When we got back to the campus, in the dark, we heard a great noise of loudspeakers in the stadium behind our room. A crowd of students in red T-shirts with yellow stars on them was practicing spreading a huge red silk flag with a yellow star over their heads and carrying it on the run. Then in the morning, promptly at 7 am, the loudspeaker started again. Looking out our back window we saw again a crowd of students in red T-shirts being led through various formations by someone with a microphone. This went on for two hours until 9 am.

I assumed this was preparation for Independence Day, September 2, Wednesday. Turns out it was not preparation; it was the event itself. We were too tired both at night and in the  morning to go see what was going on. Vinh got me these photos off the TDTU website.

dongdienqk_9 dongdienqk_10

To summarize my state of mind at this point: the original questions that troubled me, back at the very beginning of this adventure – what exactly do we have to offer these people, how can we define it clearly enough so we can deliver it effectively, and are we really the right people to be trying to do this? – is still unanswered. But the background is filling in, bit by bit.

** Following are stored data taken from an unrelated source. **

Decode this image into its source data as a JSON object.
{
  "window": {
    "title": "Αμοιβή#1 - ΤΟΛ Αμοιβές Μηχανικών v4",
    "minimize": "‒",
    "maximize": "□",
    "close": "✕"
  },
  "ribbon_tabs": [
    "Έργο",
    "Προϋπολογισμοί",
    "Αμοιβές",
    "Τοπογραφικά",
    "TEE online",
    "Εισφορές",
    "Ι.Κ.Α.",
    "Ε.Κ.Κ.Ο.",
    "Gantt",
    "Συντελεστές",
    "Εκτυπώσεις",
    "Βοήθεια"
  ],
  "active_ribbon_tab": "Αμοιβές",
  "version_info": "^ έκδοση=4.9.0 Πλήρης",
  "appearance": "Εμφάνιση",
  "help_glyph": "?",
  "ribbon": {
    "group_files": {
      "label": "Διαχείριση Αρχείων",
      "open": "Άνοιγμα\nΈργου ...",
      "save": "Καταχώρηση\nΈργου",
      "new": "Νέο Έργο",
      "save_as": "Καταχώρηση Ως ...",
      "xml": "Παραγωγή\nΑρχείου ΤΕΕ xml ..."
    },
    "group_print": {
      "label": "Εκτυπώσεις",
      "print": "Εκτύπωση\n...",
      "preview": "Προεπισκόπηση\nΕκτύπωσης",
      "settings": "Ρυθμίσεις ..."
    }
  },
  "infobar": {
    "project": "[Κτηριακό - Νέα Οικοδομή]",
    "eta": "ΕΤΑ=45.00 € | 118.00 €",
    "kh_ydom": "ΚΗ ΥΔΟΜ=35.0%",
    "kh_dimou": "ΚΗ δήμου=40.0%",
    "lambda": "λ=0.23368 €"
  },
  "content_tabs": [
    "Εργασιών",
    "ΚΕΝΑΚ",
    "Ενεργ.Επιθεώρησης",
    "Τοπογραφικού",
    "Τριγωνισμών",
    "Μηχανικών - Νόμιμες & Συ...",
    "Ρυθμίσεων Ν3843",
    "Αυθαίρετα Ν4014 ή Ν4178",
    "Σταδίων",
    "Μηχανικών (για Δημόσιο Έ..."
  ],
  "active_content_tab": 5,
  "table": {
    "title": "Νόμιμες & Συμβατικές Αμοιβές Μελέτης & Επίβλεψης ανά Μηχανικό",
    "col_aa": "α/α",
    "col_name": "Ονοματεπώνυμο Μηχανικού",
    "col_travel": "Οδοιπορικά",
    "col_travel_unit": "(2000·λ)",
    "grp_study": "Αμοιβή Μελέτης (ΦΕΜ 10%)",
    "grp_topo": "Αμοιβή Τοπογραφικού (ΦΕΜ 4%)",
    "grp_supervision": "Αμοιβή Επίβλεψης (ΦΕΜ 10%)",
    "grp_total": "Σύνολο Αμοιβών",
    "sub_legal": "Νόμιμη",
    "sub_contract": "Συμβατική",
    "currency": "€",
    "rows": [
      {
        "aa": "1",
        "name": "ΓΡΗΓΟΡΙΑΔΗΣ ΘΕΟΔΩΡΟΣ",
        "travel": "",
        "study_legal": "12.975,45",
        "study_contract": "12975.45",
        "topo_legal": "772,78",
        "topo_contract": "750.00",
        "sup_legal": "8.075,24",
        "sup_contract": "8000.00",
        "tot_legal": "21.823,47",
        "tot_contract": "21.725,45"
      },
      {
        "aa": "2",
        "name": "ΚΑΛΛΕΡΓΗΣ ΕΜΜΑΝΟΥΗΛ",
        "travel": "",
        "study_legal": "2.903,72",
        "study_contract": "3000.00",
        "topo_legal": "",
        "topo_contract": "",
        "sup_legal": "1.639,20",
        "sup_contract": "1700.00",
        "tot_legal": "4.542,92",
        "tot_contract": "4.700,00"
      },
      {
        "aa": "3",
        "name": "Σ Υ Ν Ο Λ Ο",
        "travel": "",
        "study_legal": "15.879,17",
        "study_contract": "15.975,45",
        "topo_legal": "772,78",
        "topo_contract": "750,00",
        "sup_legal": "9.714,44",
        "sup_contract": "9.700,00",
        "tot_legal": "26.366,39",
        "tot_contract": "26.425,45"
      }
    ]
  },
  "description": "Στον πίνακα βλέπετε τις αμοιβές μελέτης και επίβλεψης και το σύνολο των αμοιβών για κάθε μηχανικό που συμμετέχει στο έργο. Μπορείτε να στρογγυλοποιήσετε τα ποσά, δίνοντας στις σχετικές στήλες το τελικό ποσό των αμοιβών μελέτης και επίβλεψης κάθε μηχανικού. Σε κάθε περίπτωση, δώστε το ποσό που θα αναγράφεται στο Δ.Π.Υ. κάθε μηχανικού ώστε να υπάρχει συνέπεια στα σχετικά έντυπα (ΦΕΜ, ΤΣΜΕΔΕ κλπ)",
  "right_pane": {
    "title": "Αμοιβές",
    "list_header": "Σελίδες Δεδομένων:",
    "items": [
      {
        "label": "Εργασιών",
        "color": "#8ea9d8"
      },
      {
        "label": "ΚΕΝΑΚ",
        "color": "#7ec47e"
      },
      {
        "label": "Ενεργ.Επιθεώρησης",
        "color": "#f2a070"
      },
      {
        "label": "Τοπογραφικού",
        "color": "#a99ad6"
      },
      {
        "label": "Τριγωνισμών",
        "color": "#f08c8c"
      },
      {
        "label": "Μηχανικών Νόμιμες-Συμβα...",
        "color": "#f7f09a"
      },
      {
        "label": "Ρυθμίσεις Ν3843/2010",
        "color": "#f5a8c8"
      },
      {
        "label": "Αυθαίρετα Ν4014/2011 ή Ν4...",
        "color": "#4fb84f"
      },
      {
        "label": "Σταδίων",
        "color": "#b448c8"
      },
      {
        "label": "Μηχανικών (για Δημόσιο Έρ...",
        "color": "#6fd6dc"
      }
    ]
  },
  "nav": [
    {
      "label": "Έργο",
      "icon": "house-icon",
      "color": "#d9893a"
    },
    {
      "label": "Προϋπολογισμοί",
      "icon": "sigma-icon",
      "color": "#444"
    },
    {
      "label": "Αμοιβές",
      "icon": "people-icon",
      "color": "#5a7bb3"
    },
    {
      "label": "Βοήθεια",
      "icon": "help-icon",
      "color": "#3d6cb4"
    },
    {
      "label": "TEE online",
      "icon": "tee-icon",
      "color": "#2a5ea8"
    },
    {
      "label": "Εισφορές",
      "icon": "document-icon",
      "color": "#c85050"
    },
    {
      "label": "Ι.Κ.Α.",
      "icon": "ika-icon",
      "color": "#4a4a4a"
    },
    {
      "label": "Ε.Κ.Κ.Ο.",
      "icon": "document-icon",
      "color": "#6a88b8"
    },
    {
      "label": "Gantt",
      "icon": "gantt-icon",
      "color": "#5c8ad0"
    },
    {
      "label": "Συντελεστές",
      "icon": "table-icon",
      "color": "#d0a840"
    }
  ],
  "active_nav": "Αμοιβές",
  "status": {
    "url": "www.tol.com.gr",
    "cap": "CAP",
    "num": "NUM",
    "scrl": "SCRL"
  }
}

We are starting our third week here. Joe is sorting through all Jan Sunoo’s material (he’s a mediator, now works for the ILO, and was once a Teamster reform activist and taught at CCSF). He gave us a whole load of stuff, some of which we can use. One document has quotes from articles from the “Labour Newspaper” – no date, however – such as :

Ms. Phung Thi Thanh Nhan, Director of the Legal Advisory Centre of Hanoi VGCL, said that besides providing education on the laws and regulations to large group of workers and group consultancy, this year several resource centres will be introduced in busy business areas of the city.  These centres will be equiped with computers, internet connection, office space for consultancy meetings and will open flexible time and out of normal working hours to assist workers especially migrated workers.

This sounds like a workers’ center and I would very much like to see it.

Published by helenaworthen

Labor educator, retired from University of Illinois, taught at TDT University in Ho Chi Minh City in the Faculty of Trade Unions and Labor Relations. Co-author with Joe Berry of Power Despite Precarity: Strategies for the contingent faculty movement in higher education, forthcoming (August 2021) from Pluto Press.

3 thoughts on “On the Ground 10

  1. If you took a picture of the Independence Day practice and posted it on this blog I would appreciate it. I always wondered how those large scale stadium presentations were rehearsed.

    1. I tried, but the photo was taken through three fences rolled up and you can’t see anything worth seeing. Also, what I thought was a rehearsal turns out to have been the thing itself.

  2. I’m really enjoying reading all your posts; a wonderful combination of the personal, educational, and political! I look forward to them!